C'est cette ambition fatale que j'assayai en vain d'engourdir et de calmer. Elle avait son beau côté sans doute, et si le destin l'eût secondée, elle se fut épurée au creuset de l'expérience et au foyer de l'inspiration; mais elle retomba sur elle-même sans trouver l'aliment qui convenait à son heure, et il fut dévoré par elle sans profit marqué pour la cause révolutionnaire.

Il a passé sur la terre comme une âme éperdue, chassée de quelque monde supérieur, vainement avide de quelque grande existence appropriée à son grand désir. Il a dédaigné la part de gloire qui lui était comptée, et qui eût enivré bien d'autres. L'emploi borné d'un talent immense n'a pas suffi à son vaste rêve. Cela est bien pardonnable, nous le lui pardonnons tous, mais nous ne pouvons nous empêcher de regretter l'impuissance de nos efforts pour le retenir plus longtemps parmi nous.
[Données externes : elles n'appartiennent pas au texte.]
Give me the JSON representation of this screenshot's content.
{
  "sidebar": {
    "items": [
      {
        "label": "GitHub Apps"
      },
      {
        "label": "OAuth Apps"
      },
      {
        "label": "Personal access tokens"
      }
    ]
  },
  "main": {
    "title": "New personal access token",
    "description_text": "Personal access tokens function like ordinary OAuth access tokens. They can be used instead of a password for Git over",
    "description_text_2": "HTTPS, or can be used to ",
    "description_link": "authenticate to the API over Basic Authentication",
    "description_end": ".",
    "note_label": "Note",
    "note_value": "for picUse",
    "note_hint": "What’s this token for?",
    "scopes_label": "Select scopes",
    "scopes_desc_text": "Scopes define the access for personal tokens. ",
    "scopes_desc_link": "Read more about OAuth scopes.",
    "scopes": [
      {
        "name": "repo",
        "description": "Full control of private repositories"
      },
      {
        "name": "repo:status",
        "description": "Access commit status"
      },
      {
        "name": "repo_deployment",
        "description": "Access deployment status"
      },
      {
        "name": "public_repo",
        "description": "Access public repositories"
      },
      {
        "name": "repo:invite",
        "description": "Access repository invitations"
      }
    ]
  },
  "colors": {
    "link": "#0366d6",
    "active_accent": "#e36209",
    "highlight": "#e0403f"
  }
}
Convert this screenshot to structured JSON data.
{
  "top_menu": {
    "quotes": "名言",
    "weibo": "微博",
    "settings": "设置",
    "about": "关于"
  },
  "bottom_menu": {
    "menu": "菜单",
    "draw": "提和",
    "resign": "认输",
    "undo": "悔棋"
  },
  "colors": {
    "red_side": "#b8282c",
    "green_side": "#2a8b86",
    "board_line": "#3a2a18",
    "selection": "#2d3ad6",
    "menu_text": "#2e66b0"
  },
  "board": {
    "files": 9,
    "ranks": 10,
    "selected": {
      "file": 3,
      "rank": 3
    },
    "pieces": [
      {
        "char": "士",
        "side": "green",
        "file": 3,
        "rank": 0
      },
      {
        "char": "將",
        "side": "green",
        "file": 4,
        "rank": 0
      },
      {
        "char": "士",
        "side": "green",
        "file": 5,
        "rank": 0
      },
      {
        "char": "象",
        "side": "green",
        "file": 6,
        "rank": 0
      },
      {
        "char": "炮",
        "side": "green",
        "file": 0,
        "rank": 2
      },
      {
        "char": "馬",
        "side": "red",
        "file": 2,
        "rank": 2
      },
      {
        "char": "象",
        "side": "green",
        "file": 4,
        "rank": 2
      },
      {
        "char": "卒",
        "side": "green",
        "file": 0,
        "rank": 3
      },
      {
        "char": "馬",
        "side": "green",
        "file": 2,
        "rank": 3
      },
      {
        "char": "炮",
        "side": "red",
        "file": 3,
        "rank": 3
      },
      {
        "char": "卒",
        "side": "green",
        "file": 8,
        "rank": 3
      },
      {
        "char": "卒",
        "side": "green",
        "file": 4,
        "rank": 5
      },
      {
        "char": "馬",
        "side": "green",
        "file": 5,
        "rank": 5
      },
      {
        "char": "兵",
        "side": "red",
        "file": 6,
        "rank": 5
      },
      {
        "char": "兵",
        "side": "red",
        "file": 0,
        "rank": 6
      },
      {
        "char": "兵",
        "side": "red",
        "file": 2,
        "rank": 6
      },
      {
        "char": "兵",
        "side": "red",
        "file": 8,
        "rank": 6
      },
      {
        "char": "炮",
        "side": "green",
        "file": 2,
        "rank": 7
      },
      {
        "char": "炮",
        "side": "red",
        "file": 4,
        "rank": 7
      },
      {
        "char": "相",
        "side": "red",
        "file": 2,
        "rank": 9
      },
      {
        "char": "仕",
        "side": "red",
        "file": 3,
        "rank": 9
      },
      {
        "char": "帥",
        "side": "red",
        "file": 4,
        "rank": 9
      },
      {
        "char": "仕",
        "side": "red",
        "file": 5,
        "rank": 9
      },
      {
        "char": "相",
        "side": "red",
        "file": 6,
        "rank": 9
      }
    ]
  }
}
D'ailleurs, ce n'était pas seulement au point de vue de son repos et de sa santé que je m'attachais à lui faire prendre patience. C'était en vue de son propre idéal de justice et de sagesse, qui me semblait compromis dans la lutte de ses instincts avec ses principes. En même temps qu'Éverard concevait un monde renouvelé par le progrès moral du genre humain, il acceptait en théorie, ce qu'il appelait les nécessités de la politique pure, les ruses, le charlatanisme, le mensonge même, les concessions sans sincérité, les alliances sans foi, les promesses vaines. Il était encore de ceux qui disent que qui veut la fin veut les moyens! Je pense qu'il ne réglait jamais sa conduite personnelle sur ces déplorables erremens de l'esprit de parti, mais j'étais affligée de les lui voir admettre comme pardonnables, ou seulement inévitables.

Plus tard, la dissidence se creusa et porta sur l'idéal même. J'étais devenue socialiste, Éverard ne l'était plus.

Ses idées subirent encore des modifications après la Révolution de Février, qui l'avait intempestivement surpris dans une phase de modération un peu dictatoriale. Ce n'est pas le moment de compléter son histoire, trop tôt suspendue par une mort prématurée. Il faut que je revienne au récit de mes propres vicissitudes.

Je quittai donc Bourges attristée de ses agitations, partagée entre le besoin de les fuir et le regret de le laisser dans la tourmente, mais mon devoir m'appelait ailleurs, et il le reconnaissait.